Rather a labour of Sisyphus trying to stem this tide of bullshit about the costs of Brexit. All of which is leading us to the punishment of Tantalus of course, not being able to have nice things.
This is one of those things which will be bandied about for months:
Last week an LSE economics professor, Thomas Sampson, said no deal could cost more than the economic shock of Covid, causing a £3.3tn decline in the value of the UK’s output.
Yes, of course it’s bullshit but the necessity is to explain why it’s bullshit. That it comes from the Alma Mater is a useful guide but not quite enough.
The basic logic is reasonable enough. The costs of Covid 19 are largely one off. Those who died were unlikely to have been part of the economy, being too old or ill already. The crash in production and GDP is pretty much a one off. We don’t expect there to be significant scarring of the economy and its productive capacity off into the future. A shitty year and we’re done.
On the other hand the claim is that Brexit is going to scar the economy forever more. So, all that future damage has to be accounted for at its net present value – discount it back to now at market interest rates say – and there’s our number. Brexit is worse than covid.
So, where’s the bullshit?
In present value terms, COVID-19 reduces UK GDP by 2.1%. However, Brexit reduces the present value of GDP by 3.7% under an FTA scenario and 5.7% if there is no deal.
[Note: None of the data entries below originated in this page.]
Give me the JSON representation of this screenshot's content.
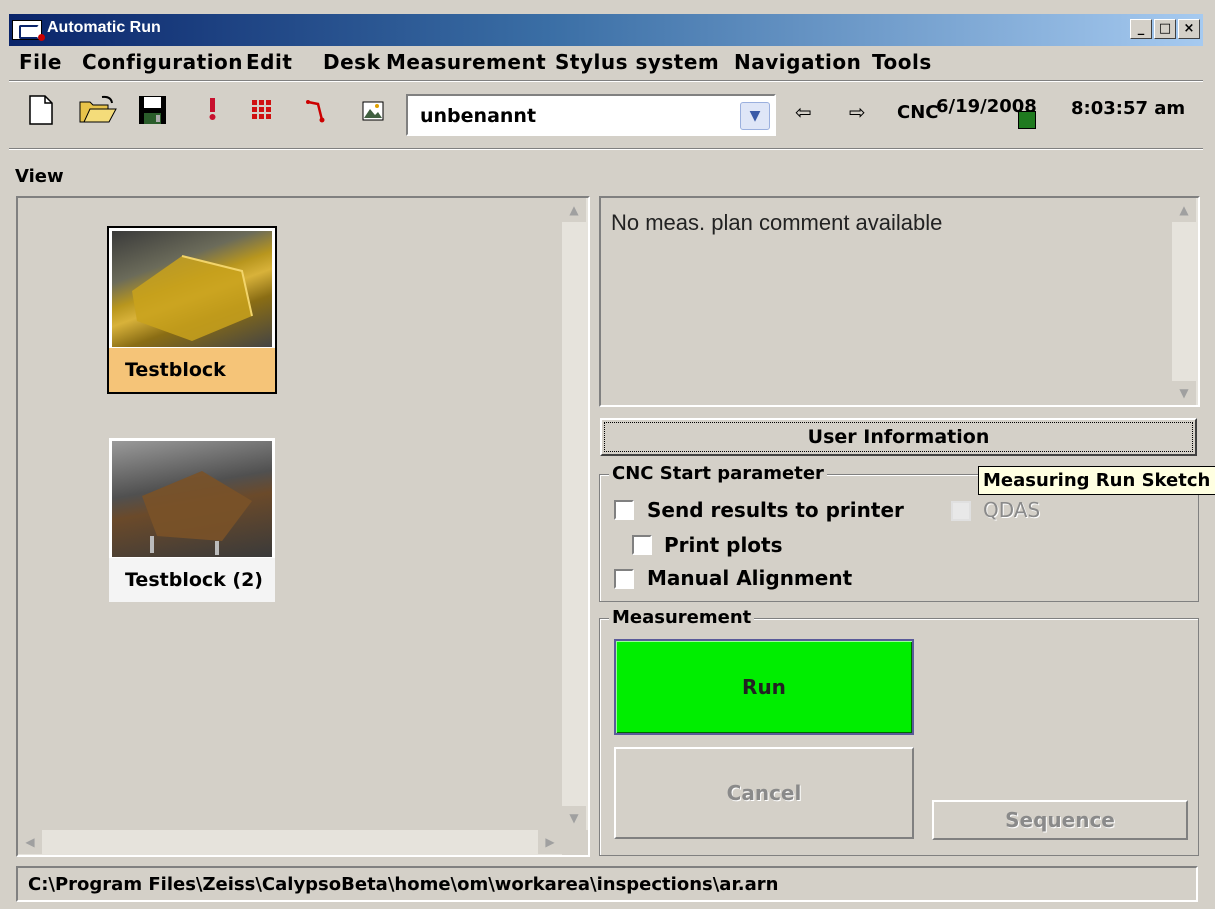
{
  "window": {
    "title": "Automatic Run"
  },
  "menu": [
    "File",
    "Configuration",
    "Edit",
    "Desk",
    "Measurement",
    "Stylus system",
    "Navigation",
    "Tools"
  ],
  "toolbar": {
    "plan_combo_value": "unbenannt",
    "cnc_label": "CNC",
    "date": "6/19/2008",
    "time": "8:03:57 am"
  },
  "view": {
    "label": "View",
    "items": [
      {
        "name": "Testblock",
        "selected": true
      },
      {
        "name": "Testblock (2)",
        "selected": false
      }
    ]
  },
  "comment": {
    "text": "No meas. plan comment available"
  },
  "buttons": {
    "user_info": "User Information",
    "run": "Run",
    "cancel": "Cancel",
    "sequence": "Sequence"
  },
  "cnc_params": {
    "title": "CNC Start parameter",
    "send_results": "Send results to printer",
    "qdas": "QDAS",
    "print_plots": "Print plots",
    "manual_alignment": "Manual Alignment"
  },
  "measurement": {
    "title": "Measurement"
  },
  "tooltip": "Measuring Run Sketch",
  "status": {
    "path": "C:\\Program Files\\Zeiss\\CalypsoBeta\\home\\om\\workarea\\inspections\\ar.arn"
  },
  "colors": {
    "run_green": "#00ee00",
    "selected_caption": "#f5c478",
    "titlebar": "#0a246a"
  }
}
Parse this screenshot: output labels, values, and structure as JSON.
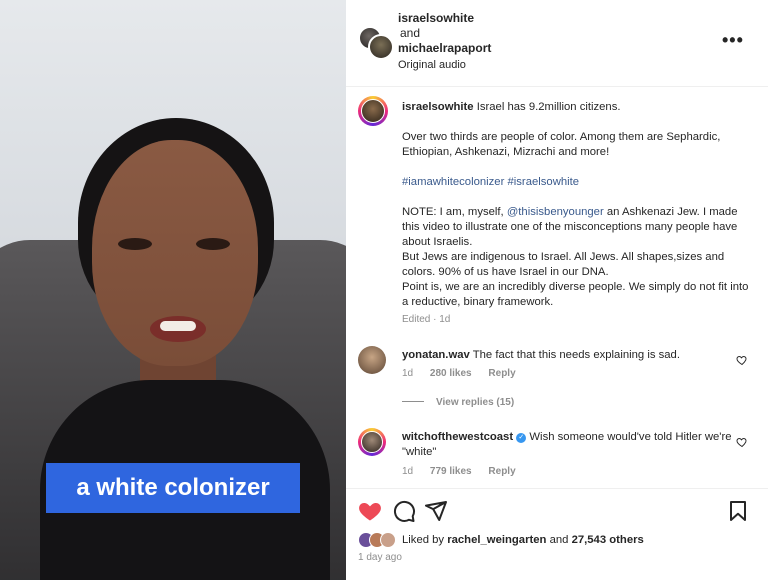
{
  "video": {
    "caption_overlay": "a white colonizer"
  },
  "header": {
    "user1": "israelsowhite",
    "and": "and",
    "user2": "michaelrapaport",
    "audio": "Original audio",
    "more": "•••"
  },
  "post_caption": {
    "username": "israelsowhite",
    "line1": "Israel has 9.2million citizens.",
    "para2": "Over two thirds are people of color. Among them are Sephardic, Ethiopian, Ashkenazi, Mizrachi and more!",
    "hashtags": "#iamawhitecolonizer #israelsowhite",
    "note_prefix": "NOTE: I am, myself,",
    "mention": "@thisisbenyounger",
    "note_suffix": "an Ashkenazi Jew. I made this video to illustrate one of the misconceptions many people have about Israelis.",
    "line_jews": "But Jews are indigenous to Israel. All Jews. All shapes,sizes and colors. 90% of us have Israel in our DNA.",
    "line_point": "Point is, we are an incredibly diverse people. We simply do not fit into a reductive, binary framework.",
    "edited": "Edited · 1d"
  },
  "comments": [
    {
      "username": "yonatan.wav",
      "text": "The fact that this needs explaining is sad.",
      "age": "1d",
      "likes": "280 likes",
      "reply": "Reply"
    },
    {
      "username": "witchofthewestcoast",
      "verified": "✓",
      "text": "Wish someone would've told Hitler we're \"white\"",
      "age": "1d",
      "likes": "779 likes",
      "reply": "Reply"
    }
  ],
  "view_replies": "View replies (15)",
  "likes": {
    "prefix": "Liked by",
    "user": "rachel_weingarten",
    "and": "and",
    "others": "27,543 others"
  },
  "date": "1 day ago",
  "colors": {
    "caption_bg": "#2f66df",
    "like_red": "#ed4956",
    "link": "#3a5a8c",
    "verified": "#3797f0"
  }
}
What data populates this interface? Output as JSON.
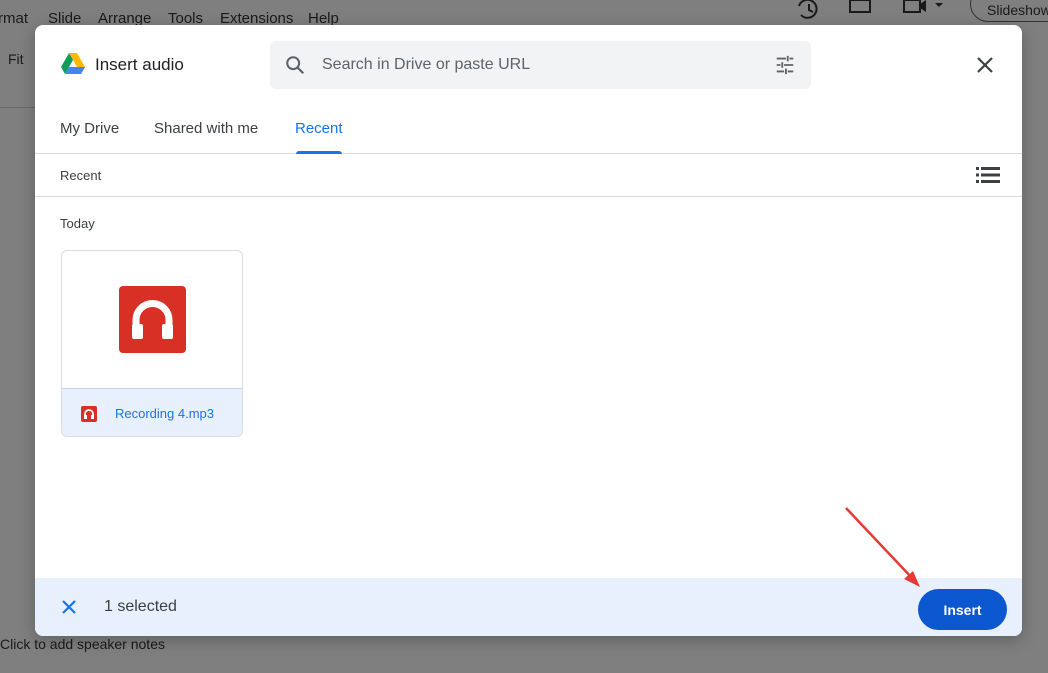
{
  "background": {
    "menu": [
      "rmat",
      "Slide",
      "Arrange",
      "Tools",
      "Extensions",
      "Help"
    ],
    "toolbar_fit": "Fit",
    "slideshow_label": "Slideshow",
    "speaker_notes": "Click to add speaker notes"
  },
  "dialog": {
    "title": "Insert audio",
    "search_placeholder": "Search in Drive or paste URL",
    "search_value": "",
    "tabs": [
      {
        "label": "My Drive",
        "active": false
      },
      {
        "label": "Shared with me",
        "active": false
      },
      {
        "label": "Recent",
        "active": true
      }
    ],
    "section_label": "Recent",
    "group_label": "Today",
    "files": [
      {
        "name": "Recording 4.mp3",
        "icon": "audio-headphones-icon",
        "selected": true
      }
    ],
    "footer": {
      "selected_count": "1 selected",
      "insert_label": "Insert"
    }
  },
  "colors": {
    "accent": "#1a73e8",
    "insert_button": "#0b57d0",
    "audio_red": "#d93025",
    "selected_bg": "#e8f0fe",
    "annotation_arrow": "#e53935"
  }
}
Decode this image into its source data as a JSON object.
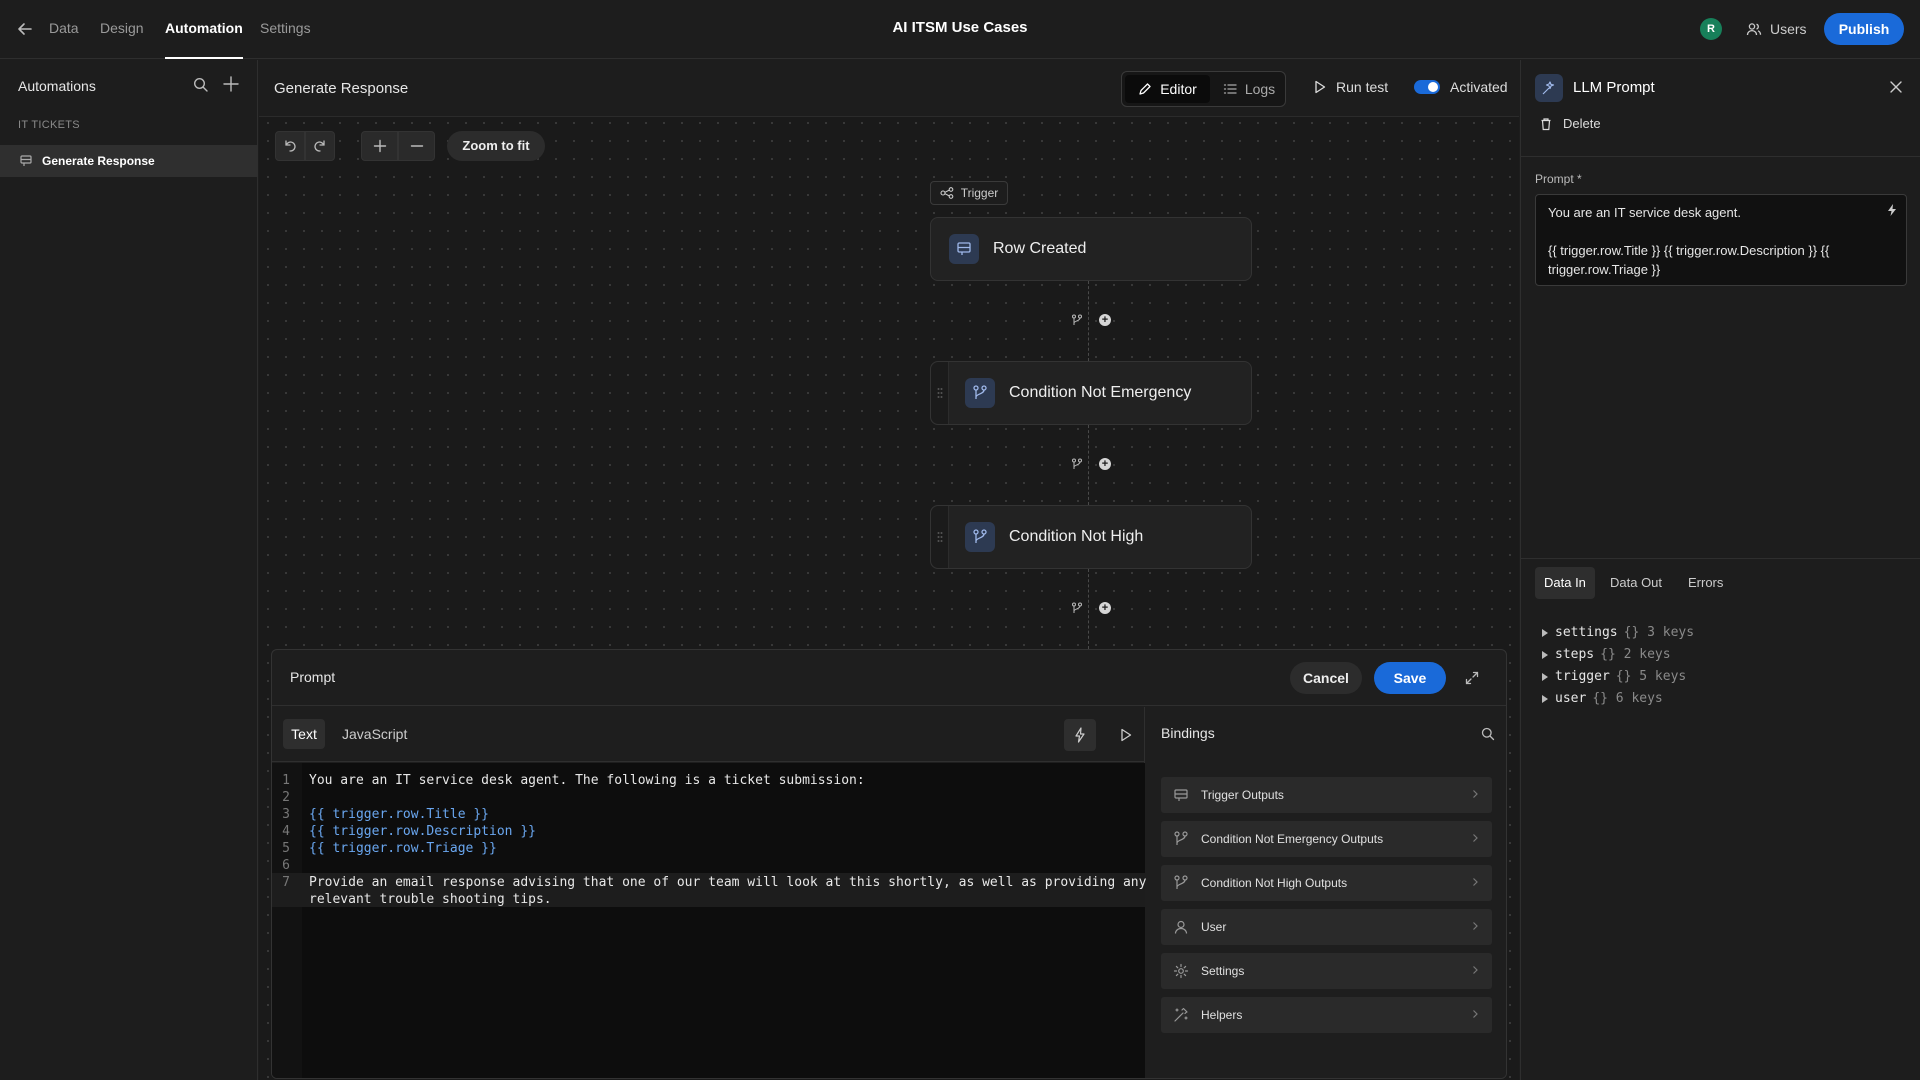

So, what is the no deal model? Their source is:
A modelled no deal scenario is considered as an approximation of the UK’s relationship with
the EU in absence of an agreement. In these conditions, it is assumed that the UK and EU
would trade on non-preferential WTO terms with tariffs set at EU applied Most Favoured Nation
(MFN) rates.30 The Government has analysed how countries trade on non-preferential WTO
terms (both with each other, and the EU), and then has used global trade data on these trading
relationships to estimate potential UK-EU trade costs.
This is a modelling assumption only. The Government would be free to set its own tariff schedule post-EU exit.
Their model of the damages includes the idea that we will charge EU tariffs on all imports into the UK. We’d keep the same tariffs we’ve got on trade with the rest of the world an then also impose those – high – EU tariffs on our imports from the remnant European Union.
Note that they don’t even think we’ll move to WTO maximum allowed tariffs. Instead we’ll have the much higher EU tariffs that protect the zollverein.
Which is a bullshit assumption leading to the bullshit result.
It’s possible to think that Patrick Minford is a little optimistic – I don’t, I think he’s a pessimist – but to give an example of how strongly this LSE result depends upon just this the one assumption. If we leave, with no deal, then go to unilateral free trade. That is, don’t charge WTO tariffs on our own imports, certainly not EU ones, and other people can charge whatever the buggery they like to our exports, this leads to a 3% increase in the size of UK GDP.
The reason being, of course, that it is imports which provide the extra competition to domestic producers which makes them buck up their ideas and processes and become more productive.
So, the LSE result depends upon the idea that post-Brexit the country will choose entirely the worst possible trade option. All the pain, grief and poverty of EU tariffs without actually having the no tariff part of the EU itself. And yes, OK, no one’s particularly covered themselves with glory in recent instances of governance, not by anyone, anywhere, but seriously, they’re not actually insane.
We’re just not going to have a tariff barrier, including to the EU, as high as the current external EU tariff barrier. Which is the assumption being used in the LSE model. Which is also where the bullshit is.